Purpose of review: The spread of the Western lifestyle across the globe has led to a pandemic in obesity-related metabolic disease. The Mediterranean diet (MedDiet), Okinawa diet (OkD) and Nordic diet, derived from very different regions of the world and culinary traditions, have a large whole plant food component and are associated with reduced disease risk. This review focuses on polyphenol : microbiome interactions as one possible common mechanistic driver linking the protective effects whole plant foods against metabolic disease across healthy dietary patterns irrespective of geography.

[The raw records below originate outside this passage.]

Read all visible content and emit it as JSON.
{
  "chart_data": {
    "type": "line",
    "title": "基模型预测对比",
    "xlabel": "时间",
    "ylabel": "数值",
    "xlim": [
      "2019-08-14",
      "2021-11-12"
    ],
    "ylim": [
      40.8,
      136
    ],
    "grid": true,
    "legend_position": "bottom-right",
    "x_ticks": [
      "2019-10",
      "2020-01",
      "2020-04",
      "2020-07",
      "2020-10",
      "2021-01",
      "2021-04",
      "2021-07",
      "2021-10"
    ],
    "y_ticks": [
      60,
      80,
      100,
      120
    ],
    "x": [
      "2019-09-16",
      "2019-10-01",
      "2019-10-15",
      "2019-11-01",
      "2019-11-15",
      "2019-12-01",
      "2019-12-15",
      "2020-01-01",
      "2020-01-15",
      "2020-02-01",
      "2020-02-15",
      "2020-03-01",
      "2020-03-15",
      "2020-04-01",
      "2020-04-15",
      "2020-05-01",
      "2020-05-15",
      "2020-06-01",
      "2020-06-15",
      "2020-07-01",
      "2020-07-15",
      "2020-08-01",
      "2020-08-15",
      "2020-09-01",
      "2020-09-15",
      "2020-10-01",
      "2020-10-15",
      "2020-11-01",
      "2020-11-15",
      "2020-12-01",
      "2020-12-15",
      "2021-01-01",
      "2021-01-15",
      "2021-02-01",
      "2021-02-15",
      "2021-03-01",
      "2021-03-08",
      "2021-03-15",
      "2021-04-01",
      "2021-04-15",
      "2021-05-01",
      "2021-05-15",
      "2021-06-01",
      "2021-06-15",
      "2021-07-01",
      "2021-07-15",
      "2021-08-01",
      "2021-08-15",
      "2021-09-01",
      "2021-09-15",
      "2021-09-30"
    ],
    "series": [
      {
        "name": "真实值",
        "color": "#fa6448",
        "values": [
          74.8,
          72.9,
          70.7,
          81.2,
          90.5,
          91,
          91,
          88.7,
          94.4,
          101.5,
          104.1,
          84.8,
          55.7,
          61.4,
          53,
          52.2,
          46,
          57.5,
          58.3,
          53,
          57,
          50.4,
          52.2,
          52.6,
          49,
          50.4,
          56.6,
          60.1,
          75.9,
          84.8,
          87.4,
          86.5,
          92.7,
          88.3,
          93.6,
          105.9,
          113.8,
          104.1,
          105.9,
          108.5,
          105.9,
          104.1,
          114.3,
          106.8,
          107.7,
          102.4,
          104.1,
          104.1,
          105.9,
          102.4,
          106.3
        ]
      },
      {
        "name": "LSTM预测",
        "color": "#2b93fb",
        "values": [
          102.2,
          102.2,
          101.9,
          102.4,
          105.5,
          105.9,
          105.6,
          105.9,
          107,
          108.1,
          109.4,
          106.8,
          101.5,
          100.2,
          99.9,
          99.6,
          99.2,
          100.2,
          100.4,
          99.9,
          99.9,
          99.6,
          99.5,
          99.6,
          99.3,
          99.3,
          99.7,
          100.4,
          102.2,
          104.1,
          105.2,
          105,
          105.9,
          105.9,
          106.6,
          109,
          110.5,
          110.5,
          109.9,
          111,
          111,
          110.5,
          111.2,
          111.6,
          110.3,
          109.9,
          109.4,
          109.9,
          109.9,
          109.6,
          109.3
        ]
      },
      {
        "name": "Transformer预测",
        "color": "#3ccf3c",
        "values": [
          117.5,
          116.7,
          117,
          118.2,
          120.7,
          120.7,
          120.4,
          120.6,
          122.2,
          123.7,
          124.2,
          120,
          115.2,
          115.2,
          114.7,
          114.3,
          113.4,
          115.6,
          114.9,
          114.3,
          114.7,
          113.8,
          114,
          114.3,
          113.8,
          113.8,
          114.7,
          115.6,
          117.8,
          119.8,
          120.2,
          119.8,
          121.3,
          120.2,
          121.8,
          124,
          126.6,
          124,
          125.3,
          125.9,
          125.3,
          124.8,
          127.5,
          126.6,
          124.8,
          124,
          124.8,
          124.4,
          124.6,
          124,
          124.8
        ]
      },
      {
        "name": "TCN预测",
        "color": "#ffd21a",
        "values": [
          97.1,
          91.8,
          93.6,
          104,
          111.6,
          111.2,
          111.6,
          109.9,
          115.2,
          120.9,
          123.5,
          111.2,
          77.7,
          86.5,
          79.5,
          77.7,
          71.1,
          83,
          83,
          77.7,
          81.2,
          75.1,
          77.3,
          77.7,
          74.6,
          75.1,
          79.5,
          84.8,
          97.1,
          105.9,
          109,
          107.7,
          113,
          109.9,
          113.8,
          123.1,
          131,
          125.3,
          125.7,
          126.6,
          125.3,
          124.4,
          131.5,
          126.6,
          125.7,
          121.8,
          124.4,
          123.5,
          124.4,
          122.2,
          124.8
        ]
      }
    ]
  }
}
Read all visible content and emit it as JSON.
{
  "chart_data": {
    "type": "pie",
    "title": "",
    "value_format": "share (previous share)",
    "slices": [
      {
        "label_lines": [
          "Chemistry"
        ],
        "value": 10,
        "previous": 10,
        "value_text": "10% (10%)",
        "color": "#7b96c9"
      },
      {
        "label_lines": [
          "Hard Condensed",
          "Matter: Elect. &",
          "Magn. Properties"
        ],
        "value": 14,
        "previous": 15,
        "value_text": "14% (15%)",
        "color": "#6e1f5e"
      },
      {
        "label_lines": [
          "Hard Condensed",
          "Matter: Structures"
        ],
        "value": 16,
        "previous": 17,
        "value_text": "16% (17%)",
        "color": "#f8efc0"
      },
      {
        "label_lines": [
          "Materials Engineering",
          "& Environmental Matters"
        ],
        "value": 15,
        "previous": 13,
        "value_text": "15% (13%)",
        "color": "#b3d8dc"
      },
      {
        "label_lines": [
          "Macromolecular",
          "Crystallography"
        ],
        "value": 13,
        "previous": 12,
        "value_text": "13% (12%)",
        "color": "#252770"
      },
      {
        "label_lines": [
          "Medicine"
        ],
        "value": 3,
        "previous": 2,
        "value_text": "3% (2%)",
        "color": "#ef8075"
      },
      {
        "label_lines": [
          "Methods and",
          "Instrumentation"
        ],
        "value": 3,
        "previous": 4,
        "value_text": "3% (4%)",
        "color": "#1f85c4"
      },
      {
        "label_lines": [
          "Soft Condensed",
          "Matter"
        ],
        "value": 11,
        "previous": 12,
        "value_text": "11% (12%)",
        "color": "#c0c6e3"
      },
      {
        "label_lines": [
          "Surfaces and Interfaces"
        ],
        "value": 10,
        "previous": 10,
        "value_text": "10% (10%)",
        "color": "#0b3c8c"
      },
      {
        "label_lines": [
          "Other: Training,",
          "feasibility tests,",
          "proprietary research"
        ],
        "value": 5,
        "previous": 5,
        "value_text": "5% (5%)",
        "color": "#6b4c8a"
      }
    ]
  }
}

Recent findings: Although mechanistic evidence in humans is still scarce, animal studies suggest that polyphenol or polyphenol rich foods induce changes within the gut microbiota and its metabolic output of trimethylamine N-oxide, short-chain fatty acids, bile acids and small phenolic acids. These cross-kingdom signaling molecules regulate mammalian lipid and glucose homeostasis, inflammation and energy storage or thermogenesis, physiological processes determining obesity-related metabolic and cardiovascular disease risk. However, it appears that where in the intestine metabolites are produced, the microbiota communities involved, and interactions between the metabolites themselves, can all influence physiological responses, highlighting the need for a greater understanding of the kinetics and site of production of microbial metabolites within the gut.

Summary: Interactions between polyphenols and metabolites produced by the gut microbiota are emerging as a possible unifying protective mechanism underpinning diverse healthy dietary patterns signaling across culinary traditions, across geography and across domains of life.